Phase 1 excavation complete at Haleakalā following 700 gallon fuel spill
Phase 1 of excavation at the Maui Space Surveillance Complex was completed March 22, 2023, according to an update provided by the US Space Forces. This comes following a 700 gallon diesel fuel spill at the Maui Space Surveillance Complex in January.
Workers removed approximately 43 sacks of soil estimated at 84,000 pounds, replacing it with soil gathered at a nearby site. The soil removed is being safely stored at the summit of Haleakalā until a remediation plan is approved in Phase 3.
Excavation averaged to about three feet depth of previously disturbed soil, due to slope and safety limitations, according to the update.
With the completion of Phase 1, a contract for Phase 2 is slated for award by the end of March. Once awarded, a work plan will be developed, then approved by the Hawaiʻi Department of Health.
Phase 2 involves taking core samples at a depth of 40, 80 and 200 feet, to determine scope of contamination. Work on Phase 2 may start in May, with a report available by August. Laboratory results from that sampling will guide the Phase 3 remediation plan.
A team of engineers, led by the Air Force Civil Engineer Center, is leading the recovery efforts in conjunction with Native Hawaiian organizations and various governmental agencies.
“We are working seven days a week, weather permitting, in order to safely and respectfully restore this sensitive site,” said Col.
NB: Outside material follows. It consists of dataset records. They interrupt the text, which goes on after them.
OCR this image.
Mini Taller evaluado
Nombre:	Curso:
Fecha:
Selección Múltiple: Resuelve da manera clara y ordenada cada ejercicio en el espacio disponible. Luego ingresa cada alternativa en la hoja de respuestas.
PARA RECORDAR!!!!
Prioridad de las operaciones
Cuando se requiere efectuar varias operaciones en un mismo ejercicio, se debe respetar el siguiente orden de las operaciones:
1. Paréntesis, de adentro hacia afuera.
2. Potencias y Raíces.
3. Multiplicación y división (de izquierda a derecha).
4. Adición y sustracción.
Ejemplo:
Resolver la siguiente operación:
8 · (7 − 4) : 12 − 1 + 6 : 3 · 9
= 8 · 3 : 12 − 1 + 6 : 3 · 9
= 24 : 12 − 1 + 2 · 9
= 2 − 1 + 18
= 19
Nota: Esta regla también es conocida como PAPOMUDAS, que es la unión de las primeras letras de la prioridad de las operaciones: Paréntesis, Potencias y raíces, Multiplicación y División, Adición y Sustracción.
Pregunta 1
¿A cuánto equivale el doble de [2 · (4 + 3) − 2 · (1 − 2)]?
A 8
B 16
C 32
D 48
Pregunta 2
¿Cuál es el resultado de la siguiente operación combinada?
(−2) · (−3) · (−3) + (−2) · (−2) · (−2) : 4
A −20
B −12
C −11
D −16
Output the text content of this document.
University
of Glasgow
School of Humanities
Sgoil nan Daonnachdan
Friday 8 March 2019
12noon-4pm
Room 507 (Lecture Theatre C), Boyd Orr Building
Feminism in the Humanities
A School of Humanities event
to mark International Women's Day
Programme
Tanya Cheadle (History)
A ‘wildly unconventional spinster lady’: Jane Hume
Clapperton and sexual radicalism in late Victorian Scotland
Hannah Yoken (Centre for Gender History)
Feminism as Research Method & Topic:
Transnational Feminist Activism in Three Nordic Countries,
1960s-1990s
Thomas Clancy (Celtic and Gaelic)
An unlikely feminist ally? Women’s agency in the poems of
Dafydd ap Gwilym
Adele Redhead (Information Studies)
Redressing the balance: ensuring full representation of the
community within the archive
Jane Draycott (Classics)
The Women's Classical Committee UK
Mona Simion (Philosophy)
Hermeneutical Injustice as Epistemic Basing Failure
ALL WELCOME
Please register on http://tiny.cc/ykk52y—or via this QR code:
Marc Brock, Space Delta 2 commander. “We recognize the significance of Haleakalā, and we have a special obligation to care for it.”
Work is also underway to possibly replace the generator with a smaller, more efficient one, minimizing fuel storage requirements. Part of that discussion is exploring the addition of a tertiary containment system to prevent a future mishap.
The Maui-based 15th Space Surveillance Squadron, which operates the MSSC, is part of Space Delta 2, the US Space Force entity responsible for space domain awareness around the globe. At more than 10,000 feet elevation, Air Force representatives say the location atop Haleakalā provides some of the best astronomical viewing conditions on Earth.